As of today, the Louvre gift shop will also stock a capsule collection of t-shirts and hoodies custom-designed by multihyphenate creative powerhouse Virgil Abloh. The line is a collaboration between Abloh’s luxury ready-to-wear label, Off-White, and the Musée du Louvre, and incorporates graphic mash-ups of Da Vinci paintings with the Off-White brand logo.
Abloh first became fascinated with Da Vinci during his senior year art class in college. “I was super interested not only by his artworks but also by the influence he had in many disciplines besides art: science, engineering, architecture,” he said in a statement.
T-shirt from Off-White’s capsule collection for the Louvre.
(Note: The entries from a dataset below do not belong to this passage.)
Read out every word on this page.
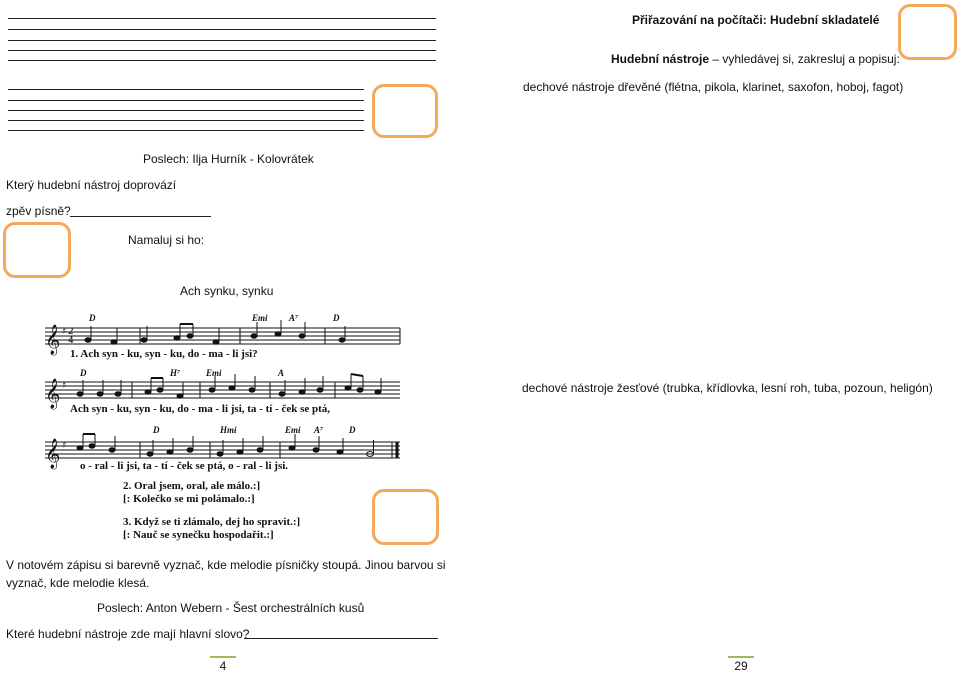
Přiřazování na počítači: Hudební skladatelé
Hudební nástroje – vyhledávej si, zakresluj a popisuj:
dechové nástroje dřevěné (flétna, pikola, klarinet, saxofon, hoboj, fagot)
dechové nástroje žesťové (trubka, křídlovka, lesní roh, tuba, pozoun, heligón)
Poslech: Ilja Hurník - Kolovrátek
Který hudební nástroj doprovází
zpěv písně?
Namaluj si ho:
Ach synku, synku
𝄞
𝄞
𝄞
♯ 2
4
♯
♯
D	Emi A⁷	D
D	H⁷	Emi	A
D	Hmi	Emi A⁷	D
1. Ach syn - ku, syn - ku, do - ma - li jsi?
Ach syn - ku, syn - ku, do - ma - li jsi, ta - tí - ček se ptá,
o - ral - li jsi, ta - tí - ček se ptá, o - ral - li jsi.
2. Oral jsem, oral, ale málo.:]
[: Kolečko se mi polámalo.:]
3. Když se ti zlámalo, dej ho spravit.:]
[: Nauč se synečku hospodařit.:]
V notovém zápisu si barevně vyznač, kde melodie písničky stoupá. Jinou barvou si
vyznač, kde melodie klesá.
Poslech: Anton Webern - Šest orchestrálních kusů
Které hudební nástroje zde mají hlavní slovo?
4	29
Photo courtesy of the Musee du Louvre.
The same could be said of Abloh himself, whose flurry of activity over the past couple of years has touched a broad swatch of disciplines and, in many cases, overlapped with both the revered Renaissance artist and the Parisian museum. Abloh incorporated graphic images of the Mona Lisa into shirts and iPhone cases for Off-White’s Spring/Summer 2018 collection, and presented an Off-White collection beneath the Louvre during Paris Fashion Week in January of this year. Last month he released a houseware collection designed in collaboration with IKEA, which notably includes a $99 lightbox of the Mona Lisa (it’s twice the size of the original, and fitted with a USB port so that La Gioconde can charge your phone).
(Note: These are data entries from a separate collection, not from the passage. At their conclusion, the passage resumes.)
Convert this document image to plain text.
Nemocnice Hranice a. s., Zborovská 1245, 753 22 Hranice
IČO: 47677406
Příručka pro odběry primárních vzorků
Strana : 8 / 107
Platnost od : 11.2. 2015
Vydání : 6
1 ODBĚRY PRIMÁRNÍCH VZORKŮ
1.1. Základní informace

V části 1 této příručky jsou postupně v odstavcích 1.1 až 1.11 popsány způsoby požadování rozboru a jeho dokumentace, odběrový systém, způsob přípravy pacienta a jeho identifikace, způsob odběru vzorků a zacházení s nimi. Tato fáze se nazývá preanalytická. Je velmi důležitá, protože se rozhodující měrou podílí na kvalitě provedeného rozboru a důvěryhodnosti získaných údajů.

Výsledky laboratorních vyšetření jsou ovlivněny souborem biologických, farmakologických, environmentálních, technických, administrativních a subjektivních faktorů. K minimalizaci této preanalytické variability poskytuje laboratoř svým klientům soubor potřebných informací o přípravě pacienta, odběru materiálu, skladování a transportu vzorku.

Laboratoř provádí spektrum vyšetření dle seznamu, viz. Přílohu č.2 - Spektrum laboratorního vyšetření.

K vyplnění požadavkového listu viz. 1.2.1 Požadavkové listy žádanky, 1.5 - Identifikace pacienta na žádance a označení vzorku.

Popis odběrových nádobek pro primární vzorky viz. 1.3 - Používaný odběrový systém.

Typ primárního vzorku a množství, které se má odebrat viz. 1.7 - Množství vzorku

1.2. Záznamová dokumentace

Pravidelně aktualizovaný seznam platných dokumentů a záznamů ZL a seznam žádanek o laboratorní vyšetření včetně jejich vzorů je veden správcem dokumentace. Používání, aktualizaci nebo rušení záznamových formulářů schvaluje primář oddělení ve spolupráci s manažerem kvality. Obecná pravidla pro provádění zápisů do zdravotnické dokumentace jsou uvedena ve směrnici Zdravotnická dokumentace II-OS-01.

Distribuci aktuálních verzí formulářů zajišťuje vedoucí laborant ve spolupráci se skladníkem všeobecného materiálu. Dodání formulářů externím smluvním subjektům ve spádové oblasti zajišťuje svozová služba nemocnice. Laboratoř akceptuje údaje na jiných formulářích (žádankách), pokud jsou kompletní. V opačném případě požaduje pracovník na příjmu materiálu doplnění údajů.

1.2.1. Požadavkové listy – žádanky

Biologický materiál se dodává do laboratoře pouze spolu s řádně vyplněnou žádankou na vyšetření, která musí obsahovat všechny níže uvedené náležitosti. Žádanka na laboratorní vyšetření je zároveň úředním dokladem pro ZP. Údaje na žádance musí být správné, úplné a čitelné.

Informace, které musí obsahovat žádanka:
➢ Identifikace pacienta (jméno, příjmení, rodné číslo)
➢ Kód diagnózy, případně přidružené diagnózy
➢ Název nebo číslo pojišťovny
“We are thrilled to see how the palace and museum collections have inspired Virgil Abloh,” said Adel Ziane, director of external relations at the Louvre. “Our collaboration with Off-White and this multitalented artist also gives us the opportunity to reach out to a new audience and encourage them to take interest in the Louvre.”
Virgil Abloh’s capsule collection for the Louvre. Photo courtesy of the Musee du Louvre.
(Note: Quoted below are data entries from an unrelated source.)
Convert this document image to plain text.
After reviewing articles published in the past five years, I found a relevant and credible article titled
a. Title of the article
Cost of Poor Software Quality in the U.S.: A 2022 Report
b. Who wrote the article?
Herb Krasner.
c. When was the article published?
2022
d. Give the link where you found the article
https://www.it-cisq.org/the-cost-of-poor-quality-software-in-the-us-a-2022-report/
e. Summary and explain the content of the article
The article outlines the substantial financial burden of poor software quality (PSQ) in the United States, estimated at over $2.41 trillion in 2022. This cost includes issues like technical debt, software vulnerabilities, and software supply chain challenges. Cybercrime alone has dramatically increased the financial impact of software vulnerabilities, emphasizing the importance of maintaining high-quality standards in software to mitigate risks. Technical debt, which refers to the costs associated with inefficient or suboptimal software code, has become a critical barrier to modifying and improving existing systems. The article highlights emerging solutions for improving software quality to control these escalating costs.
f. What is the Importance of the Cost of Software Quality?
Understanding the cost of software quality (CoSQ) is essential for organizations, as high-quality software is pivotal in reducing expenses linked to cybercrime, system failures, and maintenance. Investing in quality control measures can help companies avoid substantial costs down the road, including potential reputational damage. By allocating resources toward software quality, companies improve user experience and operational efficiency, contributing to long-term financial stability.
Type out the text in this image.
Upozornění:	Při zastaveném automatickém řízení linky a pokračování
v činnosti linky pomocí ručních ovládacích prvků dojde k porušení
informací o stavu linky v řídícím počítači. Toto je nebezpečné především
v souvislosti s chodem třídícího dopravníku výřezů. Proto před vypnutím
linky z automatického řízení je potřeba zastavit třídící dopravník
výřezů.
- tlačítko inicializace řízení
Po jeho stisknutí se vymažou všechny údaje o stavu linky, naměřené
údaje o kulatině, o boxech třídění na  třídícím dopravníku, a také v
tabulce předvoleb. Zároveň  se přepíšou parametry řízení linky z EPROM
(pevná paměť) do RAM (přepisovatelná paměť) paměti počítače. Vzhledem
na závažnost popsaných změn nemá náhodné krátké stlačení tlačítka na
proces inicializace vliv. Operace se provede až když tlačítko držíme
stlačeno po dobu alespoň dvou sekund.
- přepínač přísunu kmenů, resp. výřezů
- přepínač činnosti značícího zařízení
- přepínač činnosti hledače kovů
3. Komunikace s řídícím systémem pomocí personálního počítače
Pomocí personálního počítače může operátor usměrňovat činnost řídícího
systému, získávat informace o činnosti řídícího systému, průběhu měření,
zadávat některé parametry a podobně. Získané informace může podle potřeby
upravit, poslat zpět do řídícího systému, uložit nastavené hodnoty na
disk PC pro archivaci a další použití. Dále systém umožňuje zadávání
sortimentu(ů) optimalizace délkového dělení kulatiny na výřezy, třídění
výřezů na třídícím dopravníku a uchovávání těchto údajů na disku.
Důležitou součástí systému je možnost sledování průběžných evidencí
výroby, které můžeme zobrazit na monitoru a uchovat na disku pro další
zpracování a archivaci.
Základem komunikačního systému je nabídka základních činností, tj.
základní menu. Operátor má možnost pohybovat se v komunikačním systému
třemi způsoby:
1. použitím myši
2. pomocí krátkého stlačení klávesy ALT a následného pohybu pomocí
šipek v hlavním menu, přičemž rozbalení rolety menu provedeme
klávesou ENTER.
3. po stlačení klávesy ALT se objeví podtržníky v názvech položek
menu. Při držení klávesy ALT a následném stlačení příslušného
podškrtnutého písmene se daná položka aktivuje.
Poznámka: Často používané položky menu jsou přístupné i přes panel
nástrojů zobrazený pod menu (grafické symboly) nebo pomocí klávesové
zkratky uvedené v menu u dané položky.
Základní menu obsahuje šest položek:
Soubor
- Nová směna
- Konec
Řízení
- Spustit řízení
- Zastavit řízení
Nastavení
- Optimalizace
Abloh’s collection—photographed inside the Louvre’s Grande Galerie—comes a year and a half after the release of Beyonce and Jay-Z’s viral music video, Apes**t, also filmed at the Louvre. The clip challenged notions of who has traditionally belonged at the hallowed institution, and included scenes of the musical couple in front of the Da Vinci painting for which the Louvre is known best—the Mona Lisa. Apes**t caused the museum’s attendance numbers to surge, bringing new visitors to its galleries.
“It’s a crucial part of my overall body of work to prove that any place, no matter how exclusive it seems, is accessible to everyone,” says Abloh. “That you can be interested in expressing yourself through more than one practice and that creativity does not have to be tied to just one discipline.”